In the field of imagination and prophesy there are few writers, of any era, to rival Wells. Cole, however, is herself endowed with considerable creative flair, which she puts to excellent use in her analysis of the visionary thinker at the centre of her study. Inventing Tomorrow not only documents Wells’ many imaginative accomplishments – his invention of concepts such as ‘time machine’, ‘atomic bomb’ and ‘world brain’, or his anticipation of technologies like moving walkways, air-conditioners, electric doors and televisions – it also finds affinities between Wells and a diverse array of thinkers including Immanuel Wallerstein, Le Corbusier, Michel de Montaigne, Filippo Marinetti and Fernand Braudel. Wells, in Cole’s hands, becomes a progenitor of Big History, a generative thinker on the topic of total war and what it means to be a civilian, and a crucial contributor to the postwar discourse on human rights.
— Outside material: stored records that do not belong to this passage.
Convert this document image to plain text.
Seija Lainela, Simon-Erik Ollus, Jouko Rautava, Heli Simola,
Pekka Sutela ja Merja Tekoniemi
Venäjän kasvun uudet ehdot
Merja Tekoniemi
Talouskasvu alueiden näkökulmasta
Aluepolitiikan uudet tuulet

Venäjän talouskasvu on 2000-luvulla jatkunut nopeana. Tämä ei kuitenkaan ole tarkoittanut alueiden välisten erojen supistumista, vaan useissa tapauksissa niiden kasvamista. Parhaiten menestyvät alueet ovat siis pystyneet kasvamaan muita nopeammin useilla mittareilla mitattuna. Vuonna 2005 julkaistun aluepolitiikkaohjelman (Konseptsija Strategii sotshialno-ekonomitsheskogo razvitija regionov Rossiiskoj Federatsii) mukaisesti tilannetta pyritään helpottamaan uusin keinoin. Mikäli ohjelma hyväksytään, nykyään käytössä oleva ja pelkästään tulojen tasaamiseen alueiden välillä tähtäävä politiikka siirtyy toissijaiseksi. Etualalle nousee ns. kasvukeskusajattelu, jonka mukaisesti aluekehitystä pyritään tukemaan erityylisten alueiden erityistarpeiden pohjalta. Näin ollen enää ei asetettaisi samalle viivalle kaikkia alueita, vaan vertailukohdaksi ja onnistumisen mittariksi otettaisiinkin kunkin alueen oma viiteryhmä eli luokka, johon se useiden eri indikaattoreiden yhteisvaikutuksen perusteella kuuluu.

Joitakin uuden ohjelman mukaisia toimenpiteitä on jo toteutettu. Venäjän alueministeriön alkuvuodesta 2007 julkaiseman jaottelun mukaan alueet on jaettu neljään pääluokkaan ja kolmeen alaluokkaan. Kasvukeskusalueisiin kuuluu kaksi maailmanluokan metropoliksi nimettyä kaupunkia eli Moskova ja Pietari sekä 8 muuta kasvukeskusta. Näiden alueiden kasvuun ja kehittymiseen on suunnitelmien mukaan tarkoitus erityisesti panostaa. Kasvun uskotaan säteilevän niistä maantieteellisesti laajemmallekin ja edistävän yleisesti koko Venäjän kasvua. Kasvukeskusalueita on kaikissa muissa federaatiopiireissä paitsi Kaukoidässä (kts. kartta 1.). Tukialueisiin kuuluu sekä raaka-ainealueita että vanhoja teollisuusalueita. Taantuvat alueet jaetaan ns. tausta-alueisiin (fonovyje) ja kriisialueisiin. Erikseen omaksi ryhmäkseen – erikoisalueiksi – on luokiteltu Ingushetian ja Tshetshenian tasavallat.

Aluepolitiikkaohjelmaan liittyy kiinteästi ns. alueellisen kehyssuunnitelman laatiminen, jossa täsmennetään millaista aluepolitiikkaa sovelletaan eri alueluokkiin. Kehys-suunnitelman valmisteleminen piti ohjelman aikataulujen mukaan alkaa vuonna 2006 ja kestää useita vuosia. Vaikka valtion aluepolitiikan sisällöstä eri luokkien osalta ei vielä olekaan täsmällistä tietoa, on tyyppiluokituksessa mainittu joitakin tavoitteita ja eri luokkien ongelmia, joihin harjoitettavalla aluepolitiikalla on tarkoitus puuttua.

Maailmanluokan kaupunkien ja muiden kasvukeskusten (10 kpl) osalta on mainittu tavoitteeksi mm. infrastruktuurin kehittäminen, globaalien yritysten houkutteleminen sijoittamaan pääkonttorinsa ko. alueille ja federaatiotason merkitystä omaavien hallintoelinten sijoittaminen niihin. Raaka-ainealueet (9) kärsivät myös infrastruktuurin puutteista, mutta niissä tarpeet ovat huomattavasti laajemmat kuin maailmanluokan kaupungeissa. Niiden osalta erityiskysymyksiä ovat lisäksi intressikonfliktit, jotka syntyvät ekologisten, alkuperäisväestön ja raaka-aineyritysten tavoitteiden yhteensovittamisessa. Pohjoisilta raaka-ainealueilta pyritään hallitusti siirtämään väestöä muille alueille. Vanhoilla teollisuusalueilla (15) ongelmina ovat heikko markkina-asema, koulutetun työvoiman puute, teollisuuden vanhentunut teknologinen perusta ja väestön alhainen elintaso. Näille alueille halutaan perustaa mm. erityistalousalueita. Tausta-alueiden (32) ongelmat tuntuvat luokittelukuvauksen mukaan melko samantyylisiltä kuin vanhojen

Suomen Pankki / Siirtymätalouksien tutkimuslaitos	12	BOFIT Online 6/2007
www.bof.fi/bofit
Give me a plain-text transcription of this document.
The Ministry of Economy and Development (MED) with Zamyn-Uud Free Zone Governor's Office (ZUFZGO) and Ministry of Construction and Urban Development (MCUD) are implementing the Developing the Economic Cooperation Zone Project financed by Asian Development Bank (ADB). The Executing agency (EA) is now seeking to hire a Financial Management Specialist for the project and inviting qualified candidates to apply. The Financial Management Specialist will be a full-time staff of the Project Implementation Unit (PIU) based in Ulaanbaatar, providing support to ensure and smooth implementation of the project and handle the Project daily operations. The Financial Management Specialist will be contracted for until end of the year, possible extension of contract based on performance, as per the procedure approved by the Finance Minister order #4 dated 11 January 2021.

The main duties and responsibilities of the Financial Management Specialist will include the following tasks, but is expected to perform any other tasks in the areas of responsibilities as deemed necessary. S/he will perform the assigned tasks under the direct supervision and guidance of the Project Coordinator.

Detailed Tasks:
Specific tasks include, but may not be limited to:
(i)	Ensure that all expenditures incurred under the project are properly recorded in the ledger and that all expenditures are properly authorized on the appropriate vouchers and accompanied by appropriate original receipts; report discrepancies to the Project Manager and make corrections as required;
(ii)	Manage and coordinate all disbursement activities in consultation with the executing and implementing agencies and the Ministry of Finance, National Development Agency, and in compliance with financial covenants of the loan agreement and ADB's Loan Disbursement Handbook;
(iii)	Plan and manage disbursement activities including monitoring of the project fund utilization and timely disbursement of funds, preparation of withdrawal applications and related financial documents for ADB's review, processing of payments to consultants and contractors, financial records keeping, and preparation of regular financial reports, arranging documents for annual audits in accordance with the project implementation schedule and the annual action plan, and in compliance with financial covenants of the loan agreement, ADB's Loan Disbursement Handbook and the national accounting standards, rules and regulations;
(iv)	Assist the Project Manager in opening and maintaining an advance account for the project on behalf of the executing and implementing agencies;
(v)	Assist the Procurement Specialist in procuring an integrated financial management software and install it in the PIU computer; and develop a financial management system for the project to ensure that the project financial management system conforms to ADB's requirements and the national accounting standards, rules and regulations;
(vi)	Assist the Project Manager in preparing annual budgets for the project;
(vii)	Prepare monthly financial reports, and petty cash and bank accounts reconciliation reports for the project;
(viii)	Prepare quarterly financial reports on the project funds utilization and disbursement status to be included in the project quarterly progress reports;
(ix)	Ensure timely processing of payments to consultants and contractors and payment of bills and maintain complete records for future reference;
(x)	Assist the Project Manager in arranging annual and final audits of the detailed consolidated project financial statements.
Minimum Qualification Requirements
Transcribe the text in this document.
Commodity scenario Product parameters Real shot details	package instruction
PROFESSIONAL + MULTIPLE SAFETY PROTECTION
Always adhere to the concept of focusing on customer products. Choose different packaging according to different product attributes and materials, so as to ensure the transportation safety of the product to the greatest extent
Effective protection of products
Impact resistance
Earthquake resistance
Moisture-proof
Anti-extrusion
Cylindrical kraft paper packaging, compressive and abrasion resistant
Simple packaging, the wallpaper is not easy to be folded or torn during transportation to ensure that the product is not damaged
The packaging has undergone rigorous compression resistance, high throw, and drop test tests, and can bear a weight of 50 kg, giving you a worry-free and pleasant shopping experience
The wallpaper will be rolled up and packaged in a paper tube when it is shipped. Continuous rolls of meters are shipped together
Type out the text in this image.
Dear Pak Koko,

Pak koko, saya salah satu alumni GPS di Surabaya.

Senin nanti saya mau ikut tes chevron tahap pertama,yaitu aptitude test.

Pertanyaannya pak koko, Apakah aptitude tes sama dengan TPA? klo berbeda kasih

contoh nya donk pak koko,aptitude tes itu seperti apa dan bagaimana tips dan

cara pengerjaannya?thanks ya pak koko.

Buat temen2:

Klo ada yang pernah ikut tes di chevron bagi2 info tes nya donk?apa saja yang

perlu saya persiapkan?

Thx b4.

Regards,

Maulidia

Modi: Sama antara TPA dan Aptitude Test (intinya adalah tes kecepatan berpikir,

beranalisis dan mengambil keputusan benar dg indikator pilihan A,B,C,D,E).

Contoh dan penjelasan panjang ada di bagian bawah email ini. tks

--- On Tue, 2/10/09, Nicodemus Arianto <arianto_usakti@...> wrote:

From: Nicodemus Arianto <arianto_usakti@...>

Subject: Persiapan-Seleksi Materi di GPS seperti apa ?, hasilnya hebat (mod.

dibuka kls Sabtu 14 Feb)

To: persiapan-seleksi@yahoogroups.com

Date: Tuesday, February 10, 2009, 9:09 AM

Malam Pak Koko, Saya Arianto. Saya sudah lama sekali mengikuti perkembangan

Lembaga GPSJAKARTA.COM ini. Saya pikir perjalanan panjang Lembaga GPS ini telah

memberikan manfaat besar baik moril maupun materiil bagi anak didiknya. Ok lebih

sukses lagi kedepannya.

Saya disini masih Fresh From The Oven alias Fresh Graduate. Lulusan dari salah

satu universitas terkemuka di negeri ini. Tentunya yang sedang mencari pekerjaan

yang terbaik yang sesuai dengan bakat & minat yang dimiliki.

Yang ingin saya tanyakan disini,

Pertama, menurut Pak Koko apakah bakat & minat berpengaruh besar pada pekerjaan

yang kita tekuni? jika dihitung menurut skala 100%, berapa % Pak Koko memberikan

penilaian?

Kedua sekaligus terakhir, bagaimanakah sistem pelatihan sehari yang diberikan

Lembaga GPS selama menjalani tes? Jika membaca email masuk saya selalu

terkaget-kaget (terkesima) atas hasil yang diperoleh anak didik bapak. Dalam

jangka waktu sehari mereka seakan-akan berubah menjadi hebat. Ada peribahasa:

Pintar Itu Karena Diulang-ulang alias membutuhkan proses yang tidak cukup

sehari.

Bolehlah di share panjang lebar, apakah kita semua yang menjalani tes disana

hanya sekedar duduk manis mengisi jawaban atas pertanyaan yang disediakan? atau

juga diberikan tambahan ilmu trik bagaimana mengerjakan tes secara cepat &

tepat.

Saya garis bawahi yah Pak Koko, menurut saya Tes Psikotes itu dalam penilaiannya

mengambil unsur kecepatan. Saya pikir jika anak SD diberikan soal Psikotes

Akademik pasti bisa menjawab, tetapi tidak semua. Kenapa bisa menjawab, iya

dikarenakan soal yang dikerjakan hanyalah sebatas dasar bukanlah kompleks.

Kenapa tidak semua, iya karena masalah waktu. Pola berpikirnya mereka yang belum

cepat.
Most interesting of all, though, to this reviewer at least, is how Judith Butler’s idea of ‘shared vulnerability’ as ethical incitement is enlisted by Cole to understand what Wells was doing in his popular wartime polemics (133). With Cole, Wells becomes an infinitely more complex and sensitive writer, perpetually ambivalent about the future of the species, interchangeably optimistic and pessimistic.
If Inventing Tomorrow is flawed, it is flawed for good reasons. Simply put, one can only do so much in 320 pages. Moreover, Cole clearly articulates what she intends to do and does it, fully aware of how Wells might be approached in alternative ways. That said, the decision to approach Wells thematically rather than chronologically does have its drawbacks and they are undoubtedly apparent in the text. It is, above all, at the level of influence and interlocutors that the reader might legitimately feel somewhat short-changed. For example, there is no mention of J.S. Mill, William Morris or Edward Carpenter in Inventing Tomorrow, despite the fact that each of these thinkers exercised a powerful influence on Wells’ thinking at critical moments in his career; and Marx and Marxism, similarly, are only brought in with Cole’s conclusion.
Certainly, if we wish to fully understand why Wells’ reputation nosedived so momentously, his assessment of Marx as ‘an uninventive man’ subconsciously aware of his own uninventiveness, whose influence had been singularly pernicious, must be accounted for. So, too, if we are to understand Wells’ peculiar brand of socialism, in which liberty and individuality so often threaten to overshadow equality and solidarity, then Wells’ Victorian heritage must be discussed in the round, not just T. H. Huxley, who figures so largely here.
These, however, are very minor criticisms. Inventing Tomorrow is a magisterial book, the kind of book which ought to spawn a host of other more focused monographs. Beautifully written and persuasive throughout, I for one share its enthusiasm for Wells as a thinker of great import and see Wells also as a writer who provides a model for what literature can and perhaps ought to be.